The videos themselves are a carefully composed symphony of props, green-screen backdrops and graphics, along with two charismatic hosts. Hernandez and Sanchez talk straight to the camera, as if they and the child are in the same room. They point to their mouths to emphasize the shaping of a word. They ask the viewer to repeat a word and then wait a few beats – what they call an expectant pause.
“The child is more likely to think, ‘Oh, they want me to respond,’” Sanchez said. “If you’re just talking all the time, the child is going to just sit and listen.”
Just as important, they don’t just run through words on a list; they put them in a context – a nursery rhyme, a song or story, descriptions of emotion, a trip to the beach.
Oh, and the puppets. Hernandez and Sanchez are assisted by Lily, a Muppet-like creature with lilac fur and a sky-blue nose, and an olive-green frog named Ana.
“We get so many messages that the kids are fans of these characters. They do their voices,” Hernandez said.
Assemble these elements, among others, and you have language modeling, a focused, repeatable approach that TeleLingo urges the kids’ caregivers to use.
It’s been amazing to have an impact on these young lives and their families.

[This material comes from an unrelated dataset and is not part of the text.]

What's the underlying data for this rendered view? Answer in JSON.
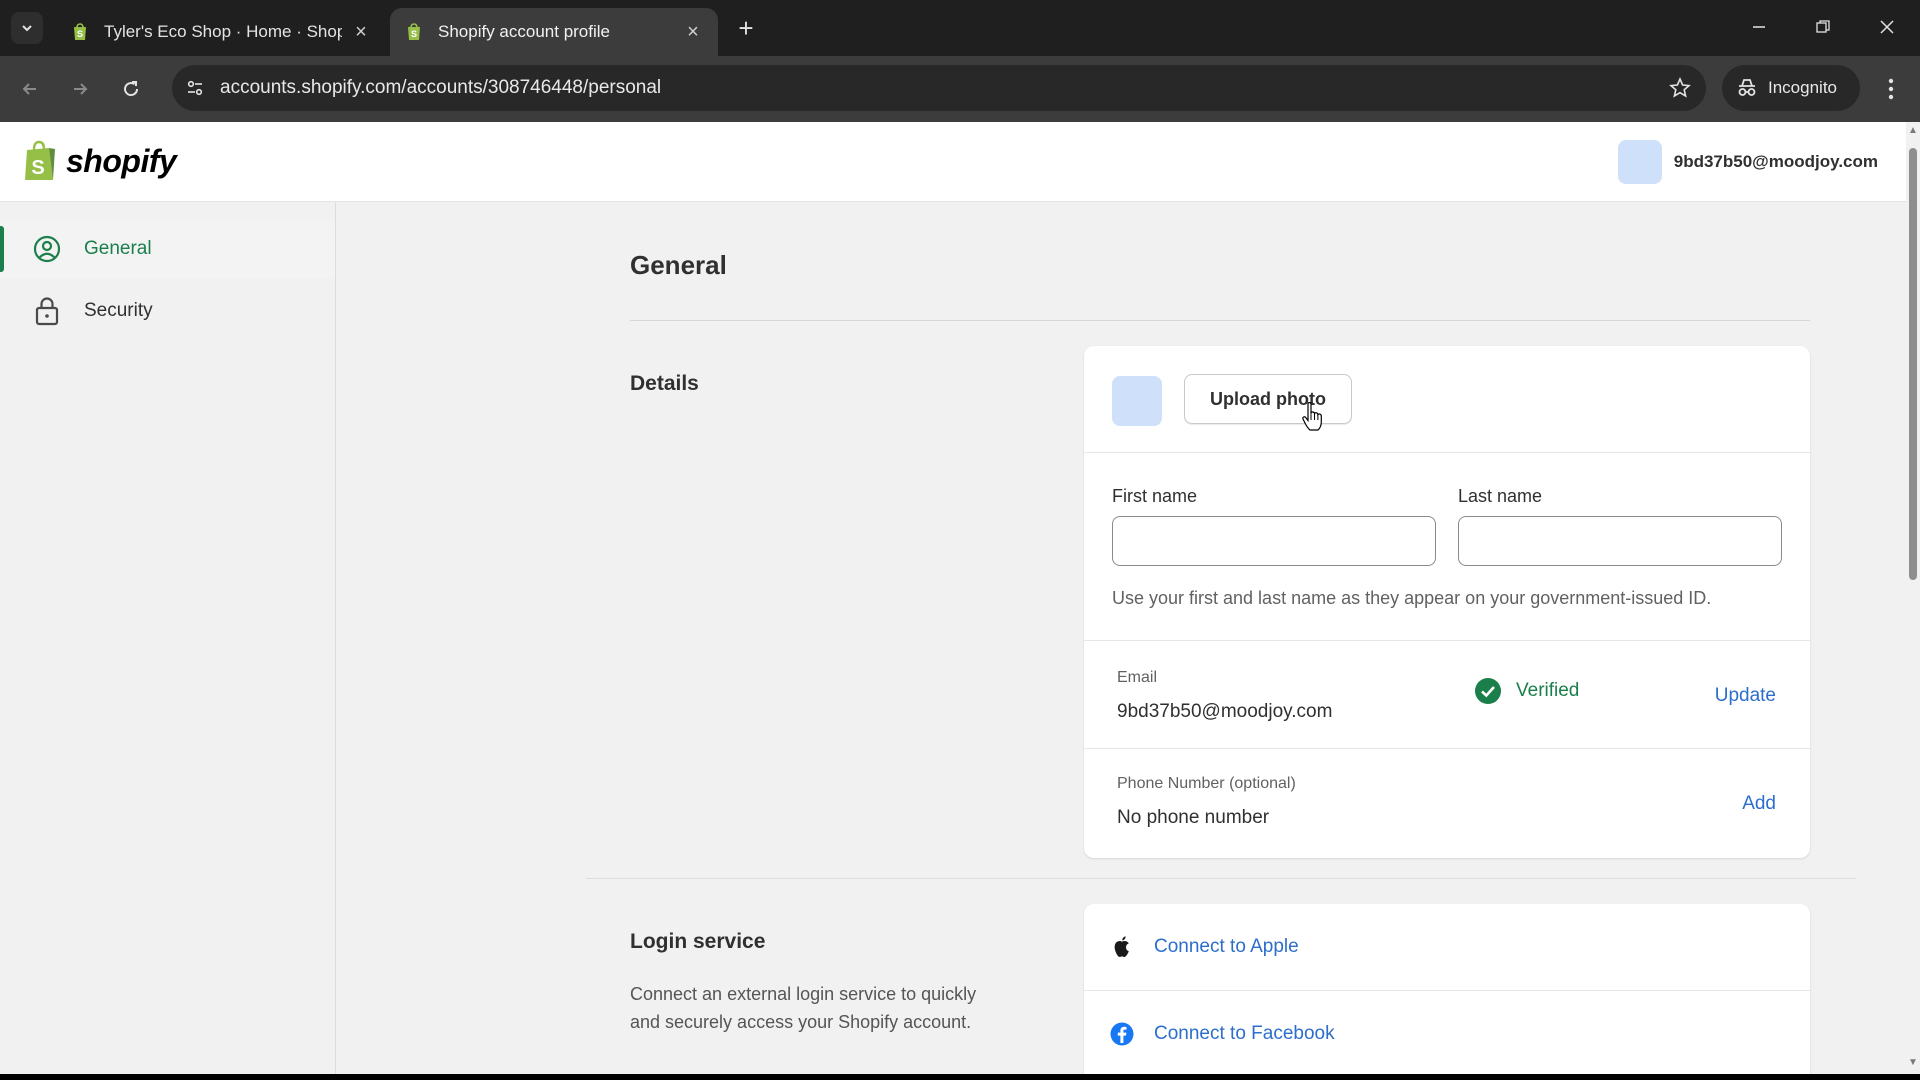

Hernandez and Sanchez started TeleLingo in March 2023. They were inspired in part by teletherapy video connections they did during the COVID-19 pandemic. Then Sanchez, a first-generation Mexican American, was unable to find quality Spanish-only education videos for her young daughter. So, she and Hernandez made their own.
Many months later, a UC Merced staff member had a similar experience with her 2-year-old daughter. Dulcemaria Garcia, assistant director of outreach and engagement with the Calvin E. Bright Success Center, found TeleLingo. In January, as president of the university’s Language Accessibility Committee , she raised the idea of bringing Hernandez and Sanchez to the Central Valley.
“Even in my home, we don’t speak Spanish all the time. We’re always switching between Spanish and English,” Garcia said. “(The TeleLingo hosts) do such a good job of capturing not just the language, but the culture.”
“We really love what we’ve heard about UC Merced,” Hernandez said. “How diverse the student population is. How inclusive it is. We are so excited.”